Data anlysis is the junior-most of the three roles in data science, and also the most widespread. There are many, many companies out there that have data problems and business problems that need solving, far in excess of the number trying to incorporate machine learning into their products or dealing with large enough data volumes to need dedicated staffing. Thus these roles extend far beyond the tech industry; these days the pervasiveness and utility of data is such that even relatively small non-profits often employ at least one "data person" to help with their decision-making.

Job Title: Data Analyst or Data Scientist or Business Analyst or Statistician
Skills: Data Analysis, Data Visualization, Communication
Education: Often self-taught
Watering Holes: r/DataIsBeautiful, r/Python
Recommended Readings: Python for Data Analysis, The Visual Display of Quantitative Information
Inspirations: Wes McKinney, Randal Olson, Edward Tufte

Data Scientist

So what is a data scientist?

My revised opinion is that a data scientist is an individual whose job includes one or more of machine learning engineering, data engineering, and data analysis.

At large companies, these three roles are entirely separate.

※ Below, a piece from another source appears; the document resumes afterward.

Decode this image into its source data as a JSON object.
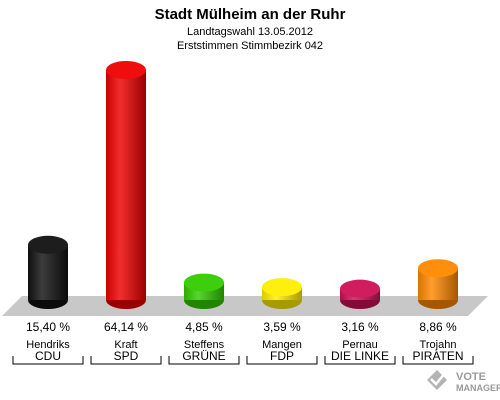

For example, the products in the Google Cloud AI suite are maintained by a distinct team of data engineers and machine learning engineers, where the data engineers maintain the data pipelines whilst the machine learning engineers maintain the core models. The same tends to be true of medium-sized companies, especially when machine learning is at the core of the product or products. StitchFix is a good example of this.

Separating these roles and responsibilities out like this is a best practice on large data science teams because it's the most efficient way to build machine learning products at scale.

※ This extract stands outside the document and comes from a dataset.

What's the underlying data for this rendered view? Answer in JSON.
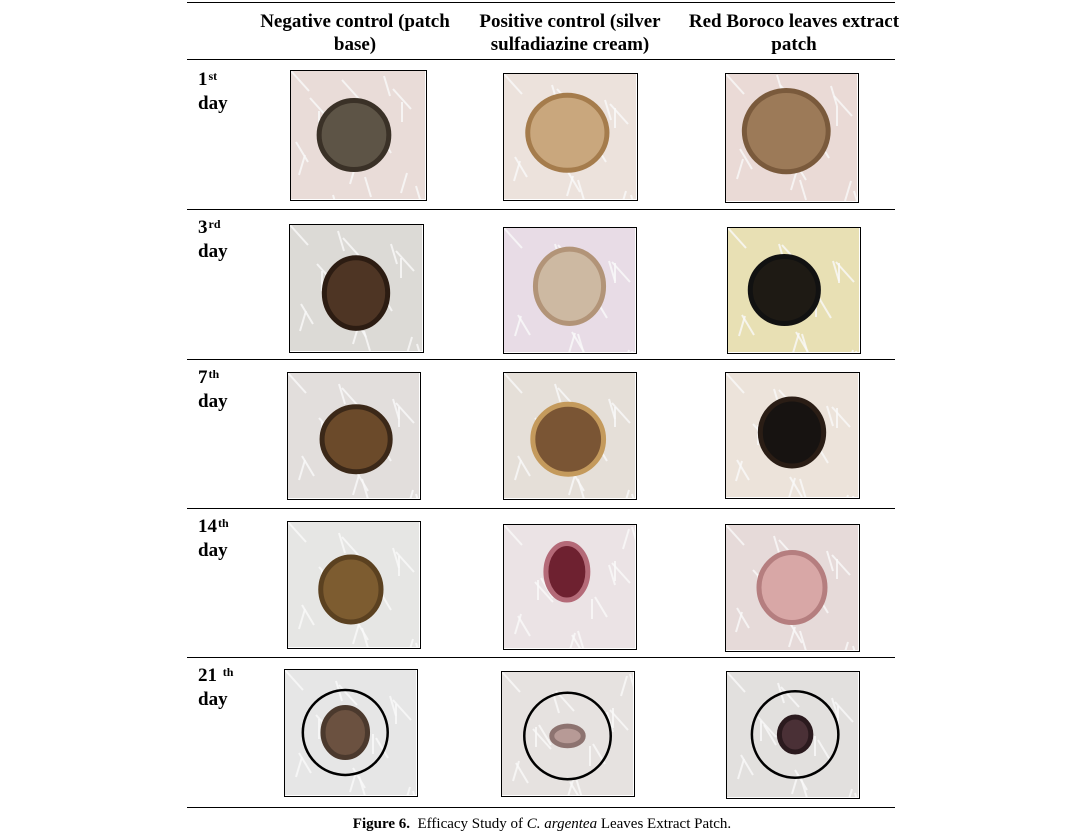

Smaller teams, meanwhile, will have fewer staff members, more constrained products, and little to no need for advanced machine learning models. These teams will have multidisciplinary employees, usually with the job title "data scientist", who will have responsibilities many of these areas—usually with a heavy emphasis on analysis, as these organizations have less need for robust data engineering pipelines and/or model predictions.

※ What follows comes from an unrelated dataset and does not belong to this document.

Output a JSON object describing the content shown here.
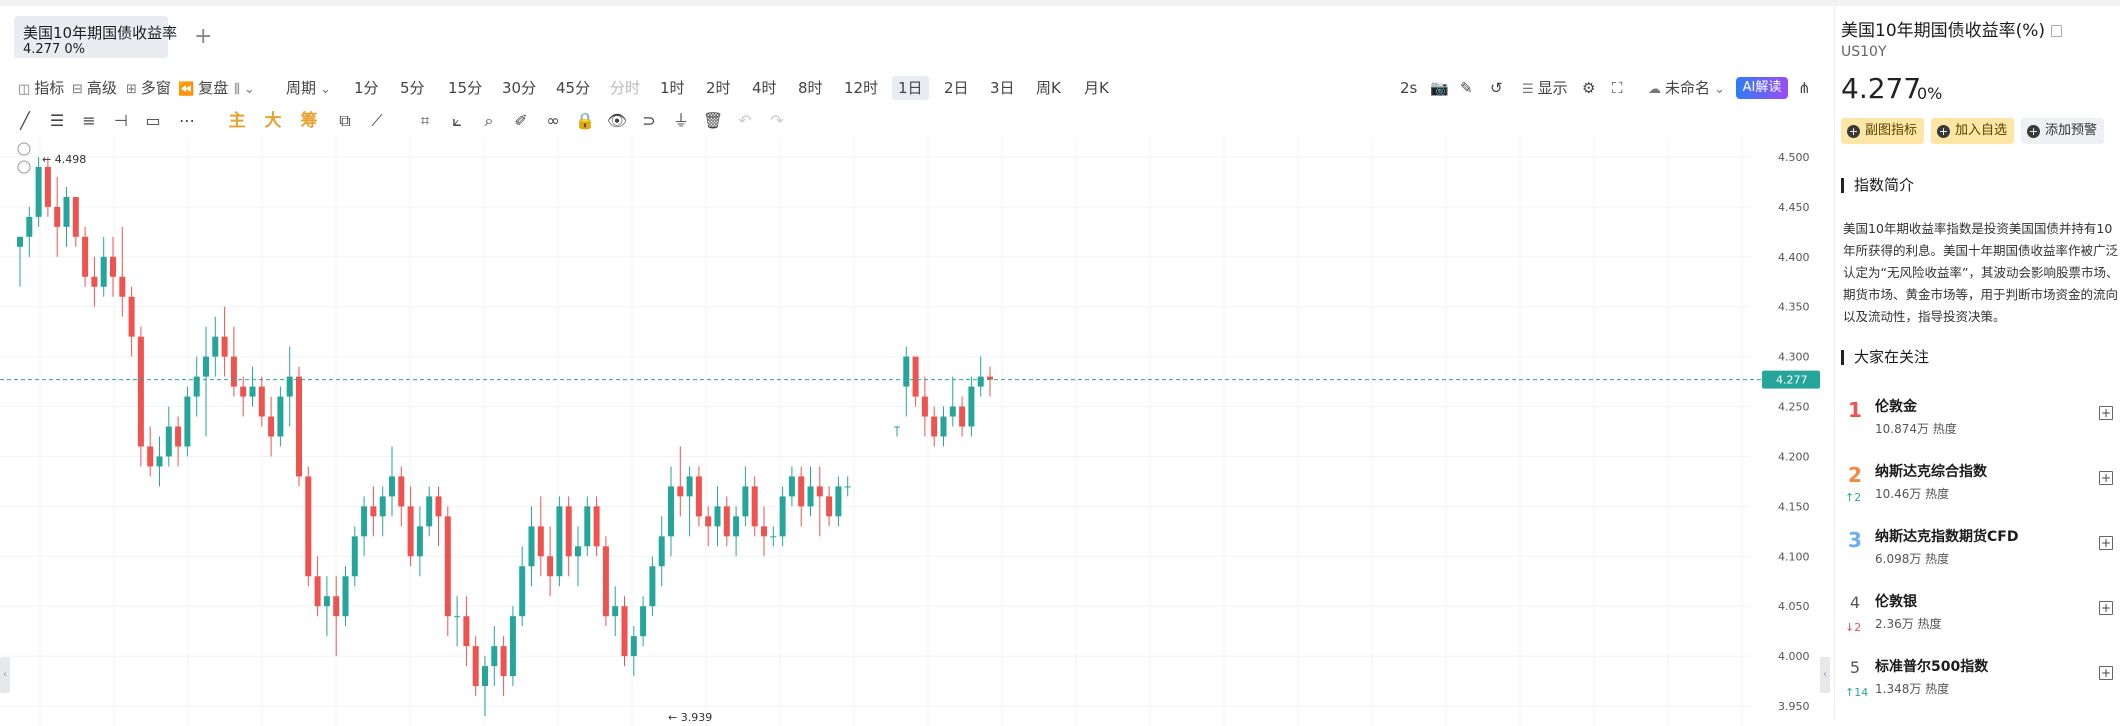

This is a major difference between working as a data scientist at a large company and working as one at a small company, and it accounts for a lot of the diversity in the term "data scientist".

Indeed.com is one company that I find interesting because it purposefully bucks this trend. They make a point of employing what they call full-stack data scientists, effectively merging all three roles into one job description. Full-stack data scientists may be responsible for building up dataset pipelines one day, communicating insights from those datasets to the rest of the team on the next day, and then tweaking a production model built using insights from that data the day after that.

This simplified view of roles in data science explains most, but not all, of the variance in the job. There is a diverse range of other skills that are invariably part of the profile that companies look for when hiring, but which varies greatly from company to company and role to role.

Domain expertise plays a huge role; many data scientists start out as line workers in their industry, then transition into doing data science tasks as their company discovers data needs. Think chemists turned data scientists in the pharmaceutical industry, or journalists turned data journalists in the press. Another differentiator: general skills allied with the data science process, such as content writing and product management, which are more critical to certain jobs than to others.

So at the end of the day, you could start your evaluation of a particular data science position in terms of these three base types, but be sure to look at other holistic attributes of the job as well.